Bu ilkeleri göz ardı eden büyük firmalar, bu aksiyonlara dair gerekli stratejileri uygulamamalarının sonucunda ise potansiyel yeni fırsatlara karşı savunmasız kalırlar. Aynı zamanda da işletmelerin içinde bulundukları sektörlere dair büyüyen ve her geçen gün gelişerek artan ihtiyaçlarına yanıt vermeleri gerektiği pazara, uygun ve hızlı bir şekilde uyum sağlayamazlar.
Daha az kaynağa sahip olan daha küçük bir şirketin yerleşik işletmelere karşı başarılı bir meydan okuma gerçekleştirebildiği süreç “parçalanma/bozulma” olarak tanımlanmaktadır.

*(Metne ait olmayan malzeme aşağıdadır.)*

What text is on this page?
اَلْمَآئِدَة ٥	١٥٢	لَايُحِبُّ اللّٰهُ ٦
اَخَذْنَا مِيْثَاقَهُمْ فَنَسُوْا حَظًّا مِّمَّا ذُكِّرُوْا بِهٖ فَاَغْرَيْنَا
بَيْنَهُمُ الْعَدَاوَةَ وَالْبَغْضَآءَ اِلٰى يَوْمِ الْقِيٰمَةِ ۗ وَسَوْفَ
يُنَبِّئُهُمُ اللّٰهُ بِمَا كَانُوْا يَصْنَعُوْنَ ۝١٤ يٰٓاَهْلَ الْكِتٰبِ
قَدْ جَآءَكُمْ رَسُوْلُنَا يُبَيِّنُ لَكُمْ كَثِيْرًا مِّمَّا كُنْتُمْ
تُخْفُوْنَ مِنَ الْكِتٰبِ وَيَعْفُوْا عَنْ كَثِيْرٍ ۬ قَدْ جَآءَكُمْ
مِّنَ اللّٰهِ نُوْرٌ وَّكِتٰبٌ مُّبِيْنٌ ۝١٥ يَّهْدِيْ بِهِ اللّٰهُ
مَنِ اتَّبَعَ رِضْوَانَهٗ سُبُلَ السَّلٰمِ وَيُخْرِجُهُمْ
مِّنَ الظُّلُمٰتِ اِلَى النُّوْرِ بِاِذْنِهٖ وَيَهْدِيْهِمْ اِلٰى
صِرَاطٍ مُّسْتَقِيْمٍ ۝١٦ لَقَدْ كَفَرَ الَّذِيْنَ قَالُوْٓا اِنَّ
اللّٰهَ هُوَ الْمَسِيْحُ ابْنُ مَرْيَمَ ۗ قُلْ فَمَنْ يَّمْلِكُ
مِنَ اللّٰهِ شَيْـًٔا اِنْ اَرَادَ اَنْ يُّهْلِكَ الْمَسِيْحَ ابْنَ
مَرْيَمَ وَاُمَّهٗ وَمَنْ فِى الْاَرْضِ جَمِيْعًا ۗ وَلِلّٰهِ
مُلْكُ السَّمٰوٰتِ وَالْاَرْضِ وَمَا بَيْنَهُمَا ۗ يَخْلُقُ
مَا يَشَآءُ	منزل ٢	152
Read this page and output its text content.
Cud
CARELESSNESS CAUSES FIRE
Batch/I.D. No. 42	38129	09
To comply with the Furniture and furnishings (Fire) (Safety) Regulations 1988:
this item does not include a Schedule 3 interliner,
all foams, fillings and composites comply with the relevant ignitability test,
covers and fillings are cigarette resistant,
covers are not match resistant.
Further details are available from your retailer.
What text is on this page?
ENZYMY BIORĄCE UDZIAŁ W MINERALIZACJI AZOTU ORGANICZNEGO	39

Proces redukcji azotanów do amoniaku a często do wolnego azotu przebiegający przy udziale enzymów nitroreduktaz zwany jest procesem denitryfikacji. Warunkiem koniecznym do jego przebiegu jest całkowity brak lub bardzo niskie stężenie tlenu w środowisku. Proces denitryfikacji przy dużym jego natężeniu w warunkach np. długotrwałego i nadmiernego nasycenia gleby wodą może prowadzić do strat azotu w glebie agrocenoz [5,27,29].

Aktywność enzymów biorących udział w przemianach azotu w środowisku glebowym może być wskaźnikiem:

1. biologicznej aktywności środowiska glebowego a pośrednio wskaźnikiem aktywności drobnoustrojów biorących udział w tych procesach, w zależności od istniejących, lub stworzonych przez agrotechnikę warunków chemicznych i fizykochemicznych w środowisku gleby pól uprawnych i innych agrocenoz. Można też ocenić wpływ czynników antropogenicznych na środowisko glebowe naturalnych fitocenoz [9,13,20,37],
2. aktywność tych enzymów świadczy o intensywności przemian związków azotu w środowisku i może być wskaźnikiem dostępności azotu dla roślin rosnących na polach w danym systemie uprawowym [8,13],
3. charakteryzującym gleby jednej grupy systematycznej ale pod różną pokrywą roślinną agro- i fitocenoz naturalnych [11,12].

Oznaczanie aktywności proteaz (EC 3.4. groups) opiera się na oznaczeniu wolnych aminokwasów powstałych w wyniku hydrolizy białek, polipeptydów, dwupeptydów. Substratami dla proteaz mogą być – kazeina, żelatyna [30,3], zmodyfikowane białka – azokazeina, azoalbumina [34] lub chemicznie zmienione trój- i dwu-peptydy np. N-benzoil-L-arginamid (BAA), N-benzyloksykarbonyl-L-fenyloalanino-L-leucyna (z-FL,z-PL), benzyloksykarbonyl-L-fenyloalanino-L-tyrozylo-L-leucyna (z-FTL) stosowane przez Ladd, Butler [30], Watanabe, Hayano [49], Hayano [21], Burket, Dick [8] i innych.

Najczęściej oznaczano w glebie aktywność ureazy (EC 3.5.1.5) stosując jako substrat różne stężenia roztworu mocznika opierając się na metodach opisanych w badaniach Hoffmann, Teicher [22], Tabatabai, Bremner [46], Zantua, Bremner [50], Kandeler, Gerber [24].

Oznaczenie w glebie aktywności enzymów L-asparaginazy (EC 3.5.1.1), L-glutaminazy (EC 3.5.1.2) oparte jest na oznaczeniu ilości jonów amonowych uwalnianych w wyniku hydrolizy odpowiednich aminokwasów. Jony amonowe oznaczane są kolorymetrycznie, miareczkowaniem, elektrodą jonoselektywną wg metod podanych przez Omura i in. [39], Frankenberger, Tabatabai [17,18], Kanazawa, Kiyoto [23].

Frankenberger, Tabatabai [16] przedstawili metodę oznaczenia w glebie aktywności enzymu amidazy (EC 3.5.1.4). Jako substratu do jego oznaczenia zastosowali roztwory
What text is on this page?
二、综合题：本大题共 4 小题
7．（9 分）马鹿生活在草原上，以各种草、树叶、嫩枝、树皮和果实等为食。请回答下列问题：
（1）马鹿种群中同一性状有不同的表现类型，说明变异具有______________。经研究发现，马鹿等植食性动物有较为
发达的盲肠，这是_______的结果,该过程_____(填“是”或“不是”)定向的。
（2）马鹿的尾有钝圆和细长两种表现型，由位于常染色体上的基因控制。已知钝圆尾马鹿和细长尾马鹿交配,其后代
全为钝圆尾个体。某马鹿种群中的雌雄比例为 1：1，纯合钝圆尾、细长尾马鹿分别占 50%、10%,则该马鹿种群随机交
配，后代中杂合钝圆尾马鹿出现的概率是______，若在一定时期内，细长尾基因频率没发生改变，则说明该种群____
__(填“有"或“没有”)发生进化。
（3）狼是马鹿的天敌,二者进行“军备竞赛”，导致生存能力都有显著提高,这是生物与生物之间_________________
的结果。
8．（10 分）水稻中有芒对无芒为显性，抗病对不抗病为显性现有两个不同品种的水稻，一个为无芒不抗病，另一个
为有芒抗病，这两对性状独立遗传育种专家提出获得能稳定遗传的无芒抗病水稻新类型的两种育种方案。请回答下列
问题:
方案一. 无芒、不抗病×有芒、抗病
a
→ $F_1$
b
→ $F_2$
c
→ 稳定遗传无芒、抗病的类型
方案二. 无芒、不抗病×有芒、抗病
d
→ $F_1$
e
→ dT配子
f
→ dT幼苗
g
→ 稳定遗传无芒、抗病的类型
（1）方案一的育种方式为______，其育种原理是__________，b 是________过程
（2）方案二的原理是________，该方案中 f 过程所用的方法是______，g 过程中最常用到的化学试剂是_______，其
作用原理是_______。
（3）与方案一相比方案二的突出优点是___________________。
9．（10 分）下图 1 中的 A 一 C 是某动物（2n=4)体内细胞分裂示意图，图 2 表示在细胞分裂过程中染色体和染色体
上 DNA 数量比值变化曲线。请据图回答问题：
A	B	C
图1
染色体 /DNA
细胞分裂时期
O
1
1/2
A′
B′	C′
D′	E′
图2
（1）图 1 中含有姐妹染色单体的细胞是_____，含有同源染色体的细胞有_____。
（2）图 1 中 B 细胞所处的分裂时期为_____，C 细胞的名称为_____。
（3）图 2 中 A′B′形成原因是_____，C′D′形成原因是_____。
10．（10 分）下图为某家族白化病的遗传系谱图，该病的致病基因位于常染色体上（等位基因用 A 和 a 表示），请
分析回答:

Spesifik olarak, işletmelerde yer alan kişiler, en talepkar ve genellikle de en karlı müşteriler için ürünlerini ve hizmetlerini iyileştirmeye odaklanmaktadırlar. Buna bağlı olarak da bazı segmentlerin ihtiyaçlarını aşmaktadırlar ve diğerlerinin de ihtiyaçlarını göz ardı etmektedirler. Sektörde yıkıcı olduğunu kanıtlayanlar ise, bu gözden kaçırılan segmentleri başarılı bir şekilde hedefleyerek işe başlamaktadırlar. Bu kapsamda daha uygun işlevsellik sunma stratejileri ile bir yer edinmektedirler. Genellikle bunu daha düşük bir fiyatla ya fiyatlandırma stratejisi ile gerçekleştirirler. Daha talepkar segmentlerde daha yüksek karlılığın arkasından gidenler ise, sert bir şekilde hedeflediklerini alamama sonuçları ile karşılaşma riskindedirler. Bir sonraki aşamada ise bu sektördekiler üst pazara geçerek, yerleşik şirketlerin ana müşterilerinin ihtiyaç duyduğu performansı sunarken, erken başarılarını sağlayan avantajlarını koruyabilir hale gelirler.